It’s that time of the year again, yes, the “Most Wonderful time of the Year!” Happy Thanksgiving 2025 to everyone. Thanksgiving is typically a time of gathering with family, friends, and often a time of meeting new people who have been “added” to our family/friends by others. In my case, this year, my youngest daughter turned 18 today, so Saturday we’re calling it Aniah’s-Giving, a family gathering to celebrate her and give thanks! I’m sure I’ll meet some teens I don’t know. Even in their world, you can see the dynamic; sometimes coming together brings things to the surface that can stay buried when they’re apart. Some will link closer to others, creating cliques within cliques, and conversations surface thoughts and motives previously unseen. In those moments, it becomes strikingly accurate that a day built around selflessness and gratitude can be so pregnant with the potential to reveal the tension between self-interest and truth.

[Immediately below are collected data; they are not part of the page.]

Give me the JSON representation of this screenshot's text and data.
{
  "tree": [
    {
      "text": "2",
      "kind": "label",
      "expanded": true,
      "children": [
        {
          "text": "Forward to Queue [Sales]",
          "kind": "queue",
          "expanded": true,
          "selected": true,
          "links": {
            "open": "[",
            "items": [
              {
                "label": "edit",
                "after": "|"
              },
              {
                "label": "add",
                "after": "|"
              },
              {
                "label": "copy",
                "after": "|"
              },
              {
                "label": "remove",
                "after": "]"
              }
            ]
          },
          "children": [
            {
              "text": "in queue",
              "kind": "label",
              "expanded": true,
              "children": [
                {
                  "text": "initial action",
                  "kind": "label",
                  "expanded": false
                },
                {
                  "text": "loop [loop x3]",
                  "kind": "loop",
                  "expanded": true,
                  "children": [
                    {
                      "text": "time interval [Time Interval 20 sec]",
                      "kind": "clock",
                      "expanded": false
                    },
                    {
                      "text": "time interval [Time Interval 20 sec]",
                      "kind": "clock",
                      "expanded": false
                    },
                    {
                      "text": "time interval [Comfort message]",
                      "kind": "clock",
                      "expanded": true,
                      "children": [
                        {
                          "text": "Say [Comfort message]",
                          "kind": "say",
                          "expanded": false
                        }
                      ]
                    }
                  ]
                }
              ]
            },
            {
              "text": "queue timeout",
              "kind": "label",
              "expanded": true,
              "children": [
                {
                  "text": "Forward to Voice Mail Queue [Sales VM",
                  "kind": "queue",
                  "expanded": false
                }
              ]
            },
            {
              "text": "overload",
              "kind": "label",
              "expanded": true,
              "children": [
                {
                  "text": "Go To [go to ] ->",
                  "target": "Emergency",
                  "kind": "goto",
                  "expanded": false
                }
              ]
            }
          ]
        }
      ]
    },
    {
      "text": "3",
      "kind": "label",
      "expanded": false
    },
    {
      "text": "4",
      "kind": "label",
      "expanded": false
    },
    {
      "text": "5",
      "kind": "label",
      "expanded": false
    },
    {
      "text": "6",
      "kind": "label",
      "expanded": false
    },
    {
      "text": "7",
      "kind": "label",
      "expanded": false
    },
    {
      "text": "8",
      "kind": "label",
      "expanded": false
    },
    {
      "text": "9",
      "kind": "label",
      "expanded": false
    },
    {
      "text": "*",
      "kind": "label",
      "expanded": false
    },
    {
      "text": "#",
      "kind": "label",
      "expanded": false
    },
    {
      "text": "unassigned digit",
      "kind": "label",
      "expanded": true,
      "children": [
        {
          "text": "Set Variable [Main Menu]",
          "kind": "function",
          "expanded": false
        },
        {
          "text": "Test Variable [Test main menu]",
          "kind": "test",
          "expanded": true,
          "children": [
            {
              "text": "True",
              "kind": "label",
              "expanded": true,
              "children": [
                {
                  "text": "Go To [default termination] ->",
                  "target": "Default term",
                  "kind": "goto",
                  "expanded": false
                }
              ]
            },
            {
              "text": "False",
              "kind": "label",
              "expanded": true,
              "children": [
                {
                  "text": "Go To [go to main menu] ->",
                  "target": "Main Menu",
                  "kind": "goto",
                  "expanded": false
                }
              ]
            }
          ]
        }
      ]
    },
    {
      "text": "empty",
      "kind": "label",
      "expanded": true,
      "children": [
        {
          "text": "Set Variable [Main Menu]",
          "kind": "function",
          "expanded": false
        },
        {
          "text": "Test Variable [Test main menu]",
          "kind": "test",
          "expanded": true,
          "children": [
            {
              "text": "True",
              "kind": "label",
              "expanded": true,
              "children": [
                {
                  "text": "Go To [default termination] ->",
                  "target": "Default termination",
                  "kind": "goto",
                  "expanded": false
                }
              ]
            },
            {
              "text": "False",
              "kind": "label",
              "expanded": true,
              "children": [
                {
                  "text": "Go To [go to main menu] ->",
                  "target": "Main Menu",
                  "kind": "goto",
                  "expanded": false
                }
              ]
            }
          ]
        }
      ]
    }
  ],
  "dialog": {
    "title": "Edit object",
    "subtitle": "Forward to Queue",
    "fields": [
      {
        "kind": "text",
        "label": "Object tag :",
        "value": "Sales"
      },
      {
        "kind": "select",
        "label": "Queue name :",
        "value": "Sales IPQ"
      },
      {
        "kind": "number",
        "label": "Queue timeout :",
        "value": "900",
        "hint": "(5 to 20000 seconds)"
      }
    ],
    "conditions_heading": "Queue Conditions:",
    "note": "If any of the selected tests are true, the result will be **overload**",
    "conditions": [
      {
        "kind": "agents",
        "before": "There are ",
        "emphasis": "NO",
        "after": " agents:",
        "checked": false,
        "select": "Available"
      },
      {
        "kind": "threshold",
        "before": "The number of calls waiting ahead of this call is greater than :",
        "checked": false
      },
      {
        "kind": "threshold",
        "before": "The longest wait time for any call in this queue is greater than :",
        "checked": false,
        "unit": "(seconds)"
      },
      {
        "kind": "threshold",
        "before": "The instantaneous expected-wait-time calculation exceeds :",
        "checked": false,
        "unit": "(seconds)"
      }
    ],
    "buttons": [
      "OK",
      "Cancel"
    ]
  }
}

“If a man receives circumcision on the Sabbath so that the Law of Moses will not be broken, are you angry with Me because I made an entire man well on the Sabbath?
~John 7:23
God values restoration and compassion above ritual observation. True obedience honors the heart of God’s law, not just outward form.
The reflection on the fictional film “Straw” explores an important question: what happens when kindness meets strict rules. I agree with this idea. When looking at what Janiyah did, looking only at the rules, we’d say she deserves immediate punishment. She took a life, so by that standard alone, she should go to jail, without the argument that she held up a bank as well. But this view sees only law, ignoring her suffering or mental health. If someone says she should be set free because her suffering was shown on live video, a strict judge would see that as a mistake by the justice system. This is exactly the tension Jesus confronted in John 7:23: to judge with fairness, not just by appearances. People who focus only on what’s obvious and measurable often forget how broken people really are and the importance of mercy and kindness.
In the context of the passage we’re talking about today, we can see a legal trap is being set for Jesus (allowing circumcision on the Sabbath but condemning healing). The truth is, the man’s sin had placed him in that disabled state; this was, in essence, 38 years of consequence. Therefore, it would be fair to say that God Himself saw the need to hold him accountable for an action he committed 38 years prior, in the context. Yet God in His mercy didn’t leave him that way. Jesus was targeted as a lawbreaker for making this man entirely well. The self-interest of the Jews was about preserving their authority and their preferred interpretation of God’s law, and this blinded them to the compassionate truth of the miracle that happened.
Judgment today often lacks compassion, driven more by self-interest than truth. Love will always be the fulfillment of the law; if circumcision was permitted to fulfill the law, it should have been allowed in the celebration of this invalid of 38 years being made entirely whole. However, this tension is not only found in our homes during this time of year, but also in our churches. We often confuse rules with righteousness. God is not either-or. He is both justice and mercy. We should choose compassion in a world that is hurting and needs healing more than ever before. As believers, we’ll have to make the crucial shift of exercising our faith to choose compassion and truth.
This passage teaches that tradition should not be elevated above caring for people. It’s the spirit of the law we uphold, to love, not the letter. While we shouldn’t withhold grace to uphold a standard, we should be clear about the need for boundaries at the moment. Mercy can sometimes feel so inconvenient, but it’s never wrong. We live this out daily as we die to ourselves and walk as living sacrifices. We choose willingly and freely to love God’s way, and to uphold His heart no matter the situation.
Time of Reflection:
** Religious tradition should never eclipse human compassion.
** God’s law points us to love, not legalism.
Heart-Probe moment:
** In what area of my life have I valued rules over the well-being of others?
References:
John 7:23-25
Matt 12:7
Rom 13:10
Study tool: Thomas Chronological Study Bible Q. 50a
Closing Prayer:
Father, thank You for showing me that mercy is not a loophole; it is knowing the heart of Your law. Teach me to honor You by choosing to see others the way You do at all times, acting in both courage and compassion.